Shell verzichtet vorerst auf Biosprit in Hamburg. Merkel lehnt Ideen der EU zur Dieselbesteuerung ab

Hamburg. Die spannendste Nachricht für Autofahrer in Hamburg findet sich in der Presseerklärung des Mineralölkonzerns Shell erst im vierten Absatz. "In West- und Norddeutschland wurde E10 bislang nicht an Shell-Stationen eingeführt. Das Kraftstoffsortiment an diesen Stationen bleibt bis auf Weiteres unverändert", heißt es dort. Im Klartext: Bei Shell in Hamburg wird auch künftig der umstrittene E10-Sprit nicht zu kaufen sein. Der Mineralölkonzern wolle "zur Marktberuhigung beitragen", heißt es weiter. Im Süden der Republik hatte das dort eingeführte E10 nur mäßigen Zuspruch gefunden. Als Konsequenz mussten die Mineralölfirmen verstärkt wieder das Alternativbenzin mit fünf statt zehn Prozent Ethanol anbieten. In den ersten Raffinerien, die eigentlich auf E10 umgestellt werden sollten, kehrt man nun auch wieder zum E5-Sprit zurück.

Karsten Smid, Energieexperte der Umweltschutzorganisation Greenpeace, nennt das Projekt E10 der Bundesregierung "gescheitert". Berlin habe einen falschen Weg eingeschlagen, den die Autofahrer und nun auch die Ölkonzerne nicht mehr mitgingen. Statt an ihrer "unsinnigen Biospritstrategie" festzuhalten, müsse die Regierung bei der Automobilindustrie auf verbrauchsarme Fahrzeuge drängen. Smid geht davon aus, dass Berlin das Gesetz zur Einführung von E10 kippen wird. Von Bundeskanzlerin Angela Merkel hörte man dazu gestern allerdings nichts.

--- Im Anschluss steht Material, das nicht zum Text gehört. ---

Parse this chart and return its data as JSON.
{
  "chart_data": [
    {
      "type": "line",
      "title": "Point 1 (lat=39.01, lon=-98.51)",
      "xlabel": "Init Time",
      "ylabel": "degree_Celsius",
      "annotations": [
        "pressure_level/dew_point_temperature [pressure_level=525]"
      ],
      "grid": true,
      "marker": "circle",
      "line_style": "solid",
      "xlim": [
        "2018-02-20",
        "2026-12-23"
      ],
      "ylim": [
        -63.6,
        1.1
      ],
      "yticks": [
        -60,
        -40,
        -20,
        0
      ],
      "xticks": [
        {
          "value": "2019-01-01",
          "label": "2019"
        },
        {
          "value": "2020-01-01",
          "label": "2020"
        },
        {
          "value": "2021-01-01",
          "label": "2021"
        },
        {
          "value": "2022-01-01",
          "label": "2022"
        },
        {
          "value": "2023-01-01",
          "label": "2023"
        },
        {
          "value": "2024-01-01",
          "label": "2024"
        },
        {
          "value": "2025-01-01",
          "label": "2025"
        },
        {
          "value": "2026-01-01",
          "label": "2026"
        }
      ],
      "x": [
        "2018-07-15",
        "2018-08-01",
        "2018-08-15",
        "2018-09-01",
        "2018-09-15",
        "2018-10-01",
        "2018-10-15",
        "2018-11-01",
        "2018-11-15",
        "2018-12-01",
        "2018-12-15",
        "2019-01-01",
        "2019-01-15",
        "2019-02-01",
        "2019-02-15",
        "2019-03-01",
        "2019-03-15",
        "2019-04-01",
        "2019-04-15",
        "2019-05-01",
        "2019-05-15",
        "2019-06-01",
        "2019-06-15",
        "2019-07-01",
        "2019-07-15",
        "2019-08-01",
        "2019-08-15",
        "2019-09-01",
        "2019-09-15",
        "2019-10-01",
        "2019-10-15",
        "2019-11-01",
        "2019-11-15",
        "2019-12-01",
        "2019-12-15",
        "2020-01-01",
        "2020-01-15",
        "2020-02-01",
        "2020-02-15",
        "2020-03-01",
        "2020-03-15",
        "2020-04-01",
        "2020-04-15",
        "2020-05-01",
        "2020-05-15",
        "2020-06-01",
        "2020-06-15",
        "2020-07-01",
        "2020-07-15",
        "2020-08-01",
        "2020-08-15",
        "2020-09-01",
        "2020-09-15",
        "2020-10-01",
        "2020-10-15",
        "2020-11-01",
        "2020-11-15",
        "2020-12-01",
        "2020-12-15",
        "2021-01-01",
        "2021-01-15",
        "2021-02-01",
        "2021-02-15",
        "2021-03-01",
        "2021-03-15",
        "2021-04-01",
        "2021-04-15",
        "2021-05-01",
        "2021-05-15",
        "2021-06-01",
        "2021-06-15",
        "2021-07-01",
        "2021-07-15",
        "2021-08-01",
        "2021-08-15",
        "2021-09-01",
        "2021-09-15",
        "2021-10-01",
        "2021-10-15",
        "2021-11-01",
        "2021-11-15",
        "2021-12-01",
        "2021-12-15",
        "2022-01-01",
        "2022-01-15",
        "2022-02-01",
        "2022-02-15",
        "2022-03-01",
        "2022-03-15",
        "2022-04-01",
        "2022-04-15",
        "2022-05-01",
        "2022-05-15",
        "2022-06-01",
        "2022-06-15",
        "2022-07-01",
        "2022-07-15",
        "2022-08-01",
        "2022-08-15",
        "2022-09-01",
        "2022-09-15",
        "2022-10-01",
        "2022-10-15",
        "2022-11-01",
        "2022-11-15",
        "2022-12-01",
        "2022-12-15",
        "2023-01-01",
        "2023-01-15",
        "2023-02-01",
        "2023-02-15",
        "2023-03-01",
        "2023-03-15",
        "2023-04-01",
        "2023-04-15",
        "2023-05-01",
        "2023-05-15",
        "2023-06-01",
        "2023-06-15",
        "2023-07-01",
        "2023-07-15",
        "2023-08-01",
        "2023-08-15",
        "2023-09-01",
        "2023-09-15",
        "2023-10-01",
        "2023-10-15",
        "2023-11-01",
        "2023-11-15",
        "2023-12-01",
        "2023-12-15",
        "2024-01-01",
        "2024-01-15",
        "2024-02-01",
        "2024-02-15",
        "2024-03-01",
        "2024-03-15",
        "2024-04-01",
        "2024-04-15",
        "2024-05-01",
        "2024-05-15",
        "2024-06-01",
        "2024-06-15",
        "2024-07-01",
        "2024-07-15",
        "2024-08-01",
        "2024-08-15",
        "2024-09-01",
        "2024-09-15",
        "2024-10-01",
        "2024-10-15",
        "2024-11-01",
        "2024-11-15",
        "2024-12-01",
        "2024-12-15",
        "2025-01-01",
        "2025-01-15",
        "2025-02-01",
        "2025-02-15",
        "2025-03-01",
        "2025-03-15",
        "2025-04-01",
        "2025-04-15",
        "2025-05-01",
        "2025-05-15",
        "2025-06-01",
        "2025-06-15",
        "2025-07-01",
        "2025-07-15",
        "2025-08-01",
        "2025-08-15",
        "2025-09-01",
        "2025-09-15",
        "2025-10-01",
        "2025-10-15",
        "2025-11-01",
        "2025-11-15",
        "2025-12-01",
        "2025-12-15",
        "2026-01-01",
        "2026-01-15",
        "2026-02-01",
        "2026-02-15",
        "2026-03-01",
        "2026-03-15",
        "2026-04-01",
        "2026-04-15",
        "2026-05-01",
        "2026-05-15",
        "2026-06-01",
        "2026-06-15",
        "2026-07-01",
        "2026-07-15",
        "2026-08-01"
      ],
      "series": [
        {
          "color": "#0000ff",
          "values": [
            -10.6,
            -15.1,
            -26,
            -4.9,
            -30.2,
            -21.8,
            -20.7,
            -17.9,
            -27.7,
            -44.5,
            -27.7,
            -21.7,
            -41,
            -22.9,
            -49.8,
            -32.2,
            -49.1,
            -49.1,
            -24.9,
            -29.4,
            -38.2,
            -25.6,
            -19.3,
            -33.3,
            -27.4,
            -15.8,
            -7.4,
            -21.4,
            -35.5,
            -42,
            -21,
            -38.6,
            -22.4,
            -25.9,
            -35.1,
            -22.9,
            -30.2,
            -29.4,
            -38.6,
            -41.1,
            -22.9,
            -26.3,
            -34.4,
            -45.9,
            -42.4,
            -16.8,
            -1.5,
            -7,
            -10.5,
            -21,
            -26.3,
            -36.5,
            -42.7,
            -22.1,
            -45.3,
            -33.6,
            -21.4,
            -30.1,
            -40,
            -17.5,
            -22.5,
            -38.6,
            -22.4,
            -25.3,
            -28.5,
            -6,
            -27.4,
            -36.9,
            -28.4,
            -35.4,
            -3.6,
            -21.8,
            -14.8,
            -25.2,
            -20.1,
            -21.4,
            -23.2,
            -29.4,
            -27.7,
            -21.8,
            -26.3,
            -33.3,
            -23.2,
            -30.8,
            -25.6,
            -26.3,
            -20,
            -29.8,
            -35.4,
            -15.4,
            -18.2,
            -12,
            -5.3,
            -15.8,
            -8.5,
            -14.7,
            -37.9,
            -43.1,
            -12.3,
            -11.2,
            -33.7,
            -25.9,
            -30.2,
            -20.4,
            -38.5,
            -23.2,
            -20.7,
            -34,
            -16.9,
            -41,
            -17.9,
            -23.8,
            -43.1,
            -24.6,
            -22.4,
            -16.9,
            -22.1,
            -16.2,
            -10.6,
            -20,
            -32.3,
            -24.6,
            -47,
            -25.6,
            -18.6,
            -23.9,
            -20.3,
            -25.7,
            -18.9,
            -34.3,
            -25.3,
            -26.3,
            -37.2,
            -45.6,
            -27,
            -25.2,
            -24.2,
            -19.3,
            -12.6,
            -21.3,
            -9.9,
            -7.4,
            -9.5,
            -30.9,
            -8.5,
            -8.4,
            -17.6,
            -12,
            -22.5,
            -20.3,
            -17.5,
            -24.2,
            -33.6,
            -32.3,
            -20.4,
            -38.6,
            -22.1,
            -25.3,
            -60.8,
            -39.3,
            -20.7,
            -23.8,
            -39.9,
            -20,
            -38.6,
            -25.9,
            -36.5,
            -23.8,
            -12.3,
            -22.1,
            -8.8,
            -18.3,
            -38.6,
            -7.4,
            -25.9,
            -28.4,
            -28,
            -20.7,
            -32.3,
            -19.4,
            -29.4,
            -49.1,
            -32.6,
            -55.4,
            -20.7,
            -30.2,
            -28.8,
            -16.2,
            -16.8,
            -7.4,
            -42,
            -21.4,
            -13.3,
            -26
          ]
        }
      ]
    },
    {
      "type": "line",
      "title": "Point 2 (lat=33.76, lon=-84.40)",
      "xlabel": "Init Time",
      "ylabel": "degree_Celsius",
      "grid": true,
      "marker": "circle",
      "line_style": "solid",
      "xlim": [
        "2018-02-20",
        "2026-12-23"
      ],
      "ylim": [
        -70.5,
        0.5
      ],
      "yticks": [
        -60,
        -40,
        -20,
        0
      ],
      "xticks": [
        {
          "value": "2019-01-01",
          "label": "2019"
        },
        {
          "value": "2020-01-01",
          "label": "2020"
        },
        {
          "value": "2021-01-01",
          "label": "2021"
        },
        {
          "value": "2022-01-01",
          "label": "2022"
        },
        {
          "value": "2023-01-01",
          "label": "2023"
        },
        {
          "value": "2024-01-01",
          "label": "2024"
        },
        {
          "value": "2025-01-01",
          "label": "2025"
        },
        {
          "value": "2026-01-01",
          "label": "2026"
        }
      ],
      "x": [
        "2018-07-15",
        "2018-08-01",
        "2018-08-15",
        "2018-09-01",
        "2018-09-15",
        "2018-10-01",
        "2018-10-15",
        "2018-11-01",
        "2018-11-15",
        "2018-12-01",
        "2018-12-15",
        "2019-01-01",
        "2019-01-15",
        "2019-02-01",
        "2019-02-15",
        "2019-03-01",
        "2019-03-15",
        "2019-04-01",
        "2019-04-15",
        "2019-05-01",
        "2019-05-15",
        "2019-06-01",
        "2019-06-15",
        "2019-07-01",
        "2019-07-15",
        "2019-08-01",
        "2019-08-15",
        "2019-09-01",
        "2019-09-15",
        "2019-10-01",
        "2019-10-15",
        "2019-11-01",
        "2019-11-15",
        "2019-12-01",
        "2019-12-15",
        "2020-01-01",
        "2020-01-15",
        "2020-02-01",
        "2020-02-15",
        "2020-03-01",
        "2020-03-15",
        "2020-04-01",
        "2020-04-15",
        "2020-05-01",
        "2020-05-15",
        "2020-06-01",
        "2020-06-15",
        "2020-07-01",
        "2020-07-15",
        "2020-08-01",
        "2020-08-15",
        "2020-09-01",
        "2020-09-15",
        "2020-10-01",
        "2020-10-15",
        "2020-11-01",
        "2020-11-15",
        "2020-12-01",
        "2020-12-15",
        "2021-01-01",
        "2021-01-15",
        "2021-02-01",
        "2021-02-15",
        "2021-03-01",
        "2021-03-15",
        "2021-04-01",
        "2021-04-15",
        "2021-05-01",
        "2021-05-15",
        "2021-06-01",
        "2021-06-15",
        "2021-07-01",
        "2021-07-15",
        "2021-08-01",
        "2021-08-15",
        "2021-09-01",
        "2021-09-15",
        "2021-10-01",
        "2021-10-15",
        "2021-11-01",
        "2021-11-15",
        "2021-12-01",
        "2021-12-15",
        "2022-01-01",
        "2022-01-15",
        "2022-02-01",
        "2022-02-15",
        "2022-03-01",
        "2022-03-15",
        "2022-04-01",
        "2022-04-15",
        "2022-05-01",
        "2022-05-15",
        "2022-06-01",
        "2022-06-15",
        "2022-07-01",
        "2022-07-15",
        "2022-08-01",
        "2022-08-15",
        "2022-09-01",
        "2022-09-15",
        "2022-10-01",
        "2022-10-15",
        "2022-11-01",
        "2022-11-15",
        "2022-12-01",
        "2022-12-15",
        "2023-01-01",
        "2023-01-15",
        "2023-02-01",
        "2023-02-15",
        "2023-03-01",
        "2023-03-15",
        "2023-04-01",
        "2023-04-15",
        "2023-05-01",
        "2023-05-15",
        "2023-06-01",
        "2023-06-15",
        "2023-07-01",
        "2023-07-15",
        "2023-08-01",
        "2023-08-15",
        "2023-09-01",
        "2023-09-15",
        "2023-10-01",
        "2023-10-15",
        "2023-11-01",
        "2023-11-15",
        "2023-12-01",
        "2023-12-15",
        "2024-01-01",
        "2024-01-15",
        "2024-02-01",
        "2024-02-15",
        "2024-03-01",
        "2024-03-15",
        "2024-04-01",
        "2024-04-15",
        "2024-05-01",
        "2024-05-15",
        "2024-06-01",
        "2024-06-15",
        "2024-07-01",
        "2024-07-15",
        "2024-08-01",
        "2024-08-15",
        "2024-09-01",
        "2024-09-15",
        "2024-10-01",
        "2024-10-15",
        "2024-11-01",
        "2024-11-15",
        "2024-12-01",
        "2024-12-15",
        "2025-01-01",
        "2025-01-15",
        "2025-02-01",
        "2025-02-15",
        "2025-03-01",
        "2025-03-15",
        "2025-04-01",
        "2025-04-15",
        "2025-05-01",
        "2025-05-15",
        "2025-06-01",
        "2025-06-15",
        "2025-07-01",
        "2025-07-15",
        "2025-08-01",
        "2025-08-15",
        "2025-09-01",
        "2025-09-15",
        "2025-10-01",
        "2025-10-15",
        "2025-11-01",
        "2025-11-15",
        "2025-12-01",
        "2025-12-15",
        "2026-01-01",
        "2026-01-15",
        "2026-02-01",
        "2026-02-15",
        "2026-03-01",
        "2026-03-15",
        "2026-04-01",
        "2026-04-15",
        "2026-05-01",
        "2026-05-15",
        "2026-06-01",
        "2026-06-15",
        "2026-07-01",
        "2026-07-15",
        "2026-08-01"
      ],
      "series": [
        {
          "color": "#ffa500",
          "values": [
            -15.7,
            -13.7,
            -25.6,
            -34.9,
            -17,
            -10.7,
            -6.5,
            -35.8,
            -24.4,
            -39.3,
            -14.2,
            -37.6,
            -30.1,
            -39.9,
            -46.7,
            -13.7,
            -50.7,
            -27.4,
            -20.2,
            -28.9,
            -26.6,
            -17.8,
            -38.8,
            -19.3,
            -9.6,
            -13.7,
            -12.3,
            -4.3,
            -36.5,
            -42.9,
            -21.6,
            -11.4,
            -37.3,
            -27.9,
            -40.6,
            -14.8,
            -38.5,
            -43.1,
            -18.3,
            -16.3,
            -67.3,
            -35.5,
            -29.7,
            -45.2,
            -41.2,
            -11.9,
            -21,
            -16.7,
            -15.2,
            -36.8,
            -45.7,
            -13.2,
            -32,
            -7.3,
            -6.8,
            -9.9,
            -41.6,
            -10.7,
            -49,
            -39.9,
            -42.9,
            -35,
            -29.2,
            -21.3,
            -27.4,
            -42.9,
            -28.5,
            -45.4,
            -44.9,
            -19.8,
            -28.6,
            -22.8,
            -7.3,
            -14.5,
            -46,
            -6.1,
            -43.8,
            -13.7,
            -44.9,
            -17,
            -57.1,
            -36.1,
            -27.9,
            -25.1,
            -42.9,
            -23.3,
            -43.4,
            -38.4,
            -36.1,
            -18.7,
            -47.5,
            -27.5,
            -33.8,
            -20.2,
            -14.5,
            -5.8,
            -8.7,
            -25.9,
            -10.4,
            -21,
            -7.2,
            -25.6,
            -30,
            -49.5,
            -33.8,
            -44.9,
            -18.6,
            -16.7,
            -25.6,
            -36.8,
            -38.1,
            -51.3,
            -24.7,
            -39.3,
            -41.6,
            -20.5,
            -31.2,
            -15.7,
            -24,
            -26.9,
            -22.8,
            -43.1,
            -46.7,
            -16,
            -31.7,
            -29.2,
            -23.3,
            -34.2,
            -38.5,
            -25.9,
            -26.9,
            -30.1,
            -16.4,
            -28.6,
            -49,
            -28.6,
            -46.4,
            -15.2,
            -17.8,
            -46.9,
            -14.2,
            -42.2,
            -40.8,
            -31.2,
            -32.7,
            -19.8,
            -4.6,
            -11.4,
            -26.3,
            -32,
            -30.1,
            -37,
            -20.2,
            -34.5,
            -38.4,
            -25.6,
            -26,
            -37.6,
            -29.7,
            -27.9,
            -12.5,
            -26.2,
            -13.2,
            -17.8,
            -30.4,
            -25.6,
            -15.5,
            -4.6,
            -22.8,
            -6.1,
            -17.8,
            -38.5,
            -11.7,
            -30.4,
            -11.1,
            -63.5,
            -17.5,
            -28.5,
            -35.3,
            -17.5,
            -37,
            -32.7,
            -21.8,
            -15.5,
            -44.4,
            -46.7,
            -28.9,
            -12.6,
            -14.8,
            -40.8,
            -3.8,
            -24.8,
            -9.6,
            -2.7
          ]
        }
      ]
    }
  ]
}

Sie ließ stattdessen Pläne der EU-Kommission zur Erhöhung der Dieselsteuer zurückweisen. Die Kanzlerin sei gegen die geplante höhere Besteuerung, so Regierungssprecher Steffen Seibert. Ein solcher Beschluss sei in der EU nur einstimmig möglich, betonte er. Und Berlin werde sich dem entgegenstellen. Die EU-Kommission will heute ihre neuen Pläne zur Kraftstoffbesteuerung vorlegen. Grundlage sollen künftig der Energiegehalt und die CO2-Bilanz des Sprits sein. Bei einer Umsetzung der Pläne könnten an deutschen Tankstellen ab 2020 statt 47 Cent Steuern pro Liter Diesel 75 Cent anfallen.